The one thing that surprised Caro was that each and every night Ruan would take out Golo’s book, Behemoths, and other Wonders of the Deep, and read through its pages until there was no more light by which to see. Caro didn’t know why Ruan did this. He hoped it was for the same reason Caro would have done, and that Ruan was missing Golo. He hoped this because a glimmer of his former optimism was threading its way back into his bones, because if Ruan really did miss Golo then maybe he wasn’t bad through and through, and maybe one day Caro would wake up to find that Ruan had turned into Golo, and then everything would be as alright as Caro had always hoped it would.
The town of New Ross thundered and thrashed with the clash of metal on metal and boots on the ground and muskets blasting, yells and screams from every side, the shouting of orders and counter orders. Every citizen still in abode barricaded themselves into home and hearth, hands held against their ears. Malloy’s men were corralled inside the square, victim to better armed men, better strategists who despite being far fewer in number had out-thought them to a humiliating degree.
Red jackets were waiting for the moment to pour in through the fourth unsecured gate at the other end of town in a fast and predetermined order designed to trap the rebels in the centre of New Ross before opening fire.

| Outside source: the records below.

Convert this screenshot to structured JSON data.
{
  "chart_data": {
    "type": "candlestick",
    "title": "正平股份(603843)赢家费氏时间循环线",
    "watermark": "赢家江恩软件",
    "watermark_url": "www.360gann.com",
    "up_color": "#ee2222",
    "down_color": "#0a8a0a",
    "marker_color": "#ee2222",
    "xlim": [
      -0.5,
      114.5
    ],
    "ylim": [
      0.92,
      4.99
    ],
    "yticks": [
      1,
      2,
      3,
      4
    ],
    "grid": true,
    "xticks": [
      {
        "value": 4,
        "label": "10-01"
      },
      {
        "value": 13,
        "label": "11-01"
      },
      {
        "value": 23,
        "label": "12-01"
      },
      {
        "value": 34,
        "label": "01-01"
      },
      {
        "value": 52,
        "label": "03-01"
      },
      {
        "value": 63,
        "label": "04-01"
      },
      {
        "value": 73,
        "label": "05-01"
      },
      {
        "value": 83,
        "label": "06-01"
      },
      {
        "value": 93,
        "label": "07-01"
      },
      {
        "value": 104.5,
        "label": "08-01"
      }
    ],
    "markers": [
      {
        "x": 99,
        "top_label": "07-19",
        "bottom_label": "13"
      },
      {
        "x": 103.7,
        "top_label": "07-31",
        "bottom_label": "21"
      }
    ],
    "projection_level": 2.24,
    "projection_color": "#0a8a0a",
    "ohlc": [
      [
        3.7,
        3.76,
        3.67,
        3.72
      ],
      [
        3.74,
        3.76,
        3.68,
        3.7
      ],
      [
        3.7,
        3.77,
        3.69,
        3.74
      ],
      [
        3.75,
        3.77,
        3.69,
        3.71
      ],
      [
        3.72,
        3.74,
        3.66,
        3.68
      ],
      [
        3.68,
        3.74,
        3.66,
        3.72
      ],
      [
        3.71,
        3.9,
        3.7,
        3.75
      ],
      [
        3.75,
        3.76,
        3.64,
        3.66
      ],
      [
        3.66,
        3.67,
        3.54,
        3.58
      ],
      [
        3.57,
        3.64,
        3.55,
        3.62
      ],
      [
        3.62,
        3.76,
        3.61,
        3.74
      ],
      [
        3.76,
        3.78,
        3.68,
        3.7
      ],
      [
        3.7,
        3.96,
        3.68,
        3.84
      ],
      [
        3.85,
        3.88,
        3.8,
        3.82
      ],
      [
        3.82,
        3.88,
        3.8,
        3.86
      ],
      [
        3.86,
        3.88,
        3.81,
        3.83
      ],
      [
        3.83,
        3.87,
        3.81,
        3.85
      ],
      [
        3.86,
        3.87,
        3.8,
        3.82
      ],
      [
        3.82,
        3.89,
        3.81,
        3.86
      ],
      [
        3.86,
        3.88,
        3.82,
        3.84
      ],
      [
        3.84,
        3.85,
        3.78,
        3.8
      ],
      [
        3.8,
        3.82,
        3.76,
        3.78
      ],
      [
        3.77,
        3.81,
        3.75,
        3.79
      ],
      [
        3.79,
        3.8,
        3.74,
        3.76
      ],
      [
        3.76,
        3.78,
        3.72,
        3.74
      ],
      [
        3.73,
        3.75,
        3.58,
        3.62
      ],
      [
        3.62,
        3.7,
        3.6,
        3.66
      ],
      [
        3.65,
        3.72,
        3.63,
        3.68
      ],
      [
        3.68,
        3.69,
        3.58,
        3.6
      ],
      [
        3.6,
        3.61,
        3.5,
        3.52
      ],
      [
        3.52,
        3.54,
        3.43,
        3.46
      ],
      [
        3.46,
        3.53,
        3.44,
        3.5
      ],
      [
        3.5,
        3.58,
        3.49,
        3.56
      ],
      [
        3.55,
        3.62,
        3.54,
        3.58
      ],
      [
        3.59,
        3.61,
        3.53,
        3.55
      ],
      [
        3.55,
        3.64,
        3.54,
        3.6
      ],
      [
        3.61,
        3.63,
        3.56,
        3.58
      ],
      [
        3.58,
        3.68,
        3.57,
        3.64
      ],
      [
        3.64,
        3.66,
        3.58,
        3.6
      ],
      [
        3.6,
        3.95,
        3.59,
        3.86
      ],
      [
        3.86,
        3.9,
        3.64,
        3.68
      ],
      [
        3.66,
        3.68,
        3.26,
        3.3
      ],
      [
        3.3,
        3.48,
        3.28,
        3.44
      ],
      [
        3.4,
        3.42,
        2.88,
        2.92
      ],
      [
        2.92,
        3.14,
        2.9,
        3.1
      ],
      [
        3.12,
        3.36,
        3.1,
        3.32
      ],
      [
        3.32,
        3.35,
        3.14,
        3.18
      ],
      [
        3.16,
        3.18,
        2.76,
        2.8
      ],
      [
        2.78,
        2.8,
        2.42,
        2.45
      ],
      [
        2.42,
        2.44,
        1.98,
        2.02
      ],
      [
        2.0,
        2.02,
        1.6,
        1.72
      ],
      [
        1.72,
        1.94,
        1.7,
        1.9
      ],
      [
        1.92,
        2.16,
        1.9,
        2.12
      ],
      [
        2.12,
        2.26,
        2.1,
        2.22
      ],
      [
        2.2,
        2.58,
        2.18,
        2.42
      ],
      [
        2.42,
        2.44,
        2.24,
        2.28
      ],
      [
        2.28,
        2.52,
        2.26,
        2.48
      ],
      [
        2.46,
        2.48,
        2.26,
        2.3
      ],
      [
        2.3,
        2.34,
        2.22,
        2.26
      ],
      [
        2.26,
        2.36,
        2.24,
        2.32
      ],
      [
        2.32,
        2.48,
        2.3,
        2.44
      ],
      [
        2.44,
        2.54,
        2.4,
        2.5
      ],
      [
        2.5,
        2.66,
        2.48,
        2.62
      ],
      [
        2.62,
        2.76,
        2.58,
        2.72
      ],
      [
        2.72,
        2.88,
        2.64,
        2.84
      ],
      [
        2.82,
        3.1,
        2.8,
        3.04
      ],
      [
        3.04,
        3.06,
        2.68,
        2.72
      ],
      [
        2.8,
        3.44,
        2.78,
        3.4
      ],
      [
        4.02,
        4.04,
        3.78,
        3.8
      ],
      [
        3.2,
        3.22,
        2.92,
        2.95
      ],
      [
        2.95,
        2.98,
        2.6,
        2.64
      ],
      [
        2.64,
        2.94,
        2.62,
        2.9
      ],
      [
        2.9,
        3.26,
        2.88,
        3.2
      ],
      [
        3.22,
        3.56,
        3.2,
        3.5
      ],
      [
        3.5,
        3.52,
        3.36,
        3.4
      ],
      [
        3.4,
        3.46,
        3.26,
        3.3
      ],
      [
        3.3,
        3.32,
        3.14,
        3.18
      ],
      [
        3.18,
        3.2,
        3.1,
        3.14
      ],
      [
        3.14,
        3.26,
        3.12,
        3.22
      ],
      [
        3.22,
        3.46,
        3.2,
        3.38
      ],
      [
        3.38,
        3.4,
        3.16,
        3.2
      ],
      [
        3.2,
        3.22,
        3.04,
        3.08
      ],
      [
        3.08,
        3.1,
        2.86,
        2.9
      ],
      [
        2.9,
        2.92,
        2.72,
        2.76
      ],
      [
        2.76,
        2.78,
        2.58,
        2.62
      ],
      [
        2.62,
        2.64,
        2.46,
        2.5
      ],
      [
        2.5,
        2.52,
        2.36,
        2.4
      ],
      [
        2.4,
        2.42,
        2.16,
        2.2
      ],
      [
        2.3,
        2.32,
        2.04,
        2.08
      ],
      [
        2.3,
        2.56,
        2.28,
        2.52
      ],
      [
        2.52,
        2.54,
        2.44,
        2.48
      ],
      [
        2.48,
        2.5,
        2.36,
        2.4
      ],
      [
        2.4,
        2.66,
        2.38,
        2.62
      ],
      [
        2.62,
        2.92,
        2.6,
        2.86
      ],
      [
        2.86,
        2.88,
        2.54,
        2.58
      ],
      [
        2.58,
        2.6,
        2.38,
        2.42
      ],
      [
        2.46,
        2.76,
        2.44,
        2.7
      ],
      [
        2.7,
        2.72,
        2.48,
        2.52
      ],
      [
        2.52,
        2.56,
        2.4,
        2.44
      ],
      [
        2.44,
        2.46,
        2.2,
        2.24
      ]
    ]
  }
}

First line down on one knee letting rip while the li
ne behind them took aim, first line falling back to reload while the second took over; a murderous wave that was terrifying and deafening, rolling on like an unstoppable tide, cutting down Malloy’s men who were standing behind the huge length of their pikes that were useless against an enemy armed such as this; the smoke from English muskets so thick that the men in the square soon began to choke, unable to see properly, pikes levelled but no idea who they were levelled at, everyone panicking, unable to understand how their victory had so suddenly spiralled into obvious defeat.
‘Hold fast!’ Malloy was shouting at his ruined lines of men, all of them forgetting how to keep formation, the outer circle already shot down and bleeding out onto the streets making it more difficult for the ones behind them to attack. Malloy kept up his shouting, tried to keep his men in order, reposition them so that those with pikes were on the outside, charging into the streets and ginnels with their weapons held horizontal and dangerous. He saw his men tripping and falling over one other, skidding and slithering on the blood and guts of the comrades who’d already had their stomachs, arms, necks and brains blown off or out. The stench of sweat and fear and gunpowder was in his nose, in his throat, so much smoke his eyes were burning. Only one garrison of English against his three thousand men, but pikes and pitchforks could not face down massed English muskets, and certainly not when more were coming on behind.
‘Retreat!’ Malloy shouted. ‘Everyone retreat!’
The order couldn’t come soon enough for Fergus, who was pulled back with the rest like a pebble on an ebbing tide, the only reason any of them getting out at all being that the first gate they’d taken was still secured. Barely one hour after they came in the Irish were stumbling back out again, scrambling and running for their lives, abandoning the cumbersome pikes that kept tripping them up. They were useless now, dropped alongside their useless dead as the survivors ran for the hills, Fergus with them, clutching at his chest, two ribs broken. The pain was desperate and sharp but not as desperate and sharp as his need to get away.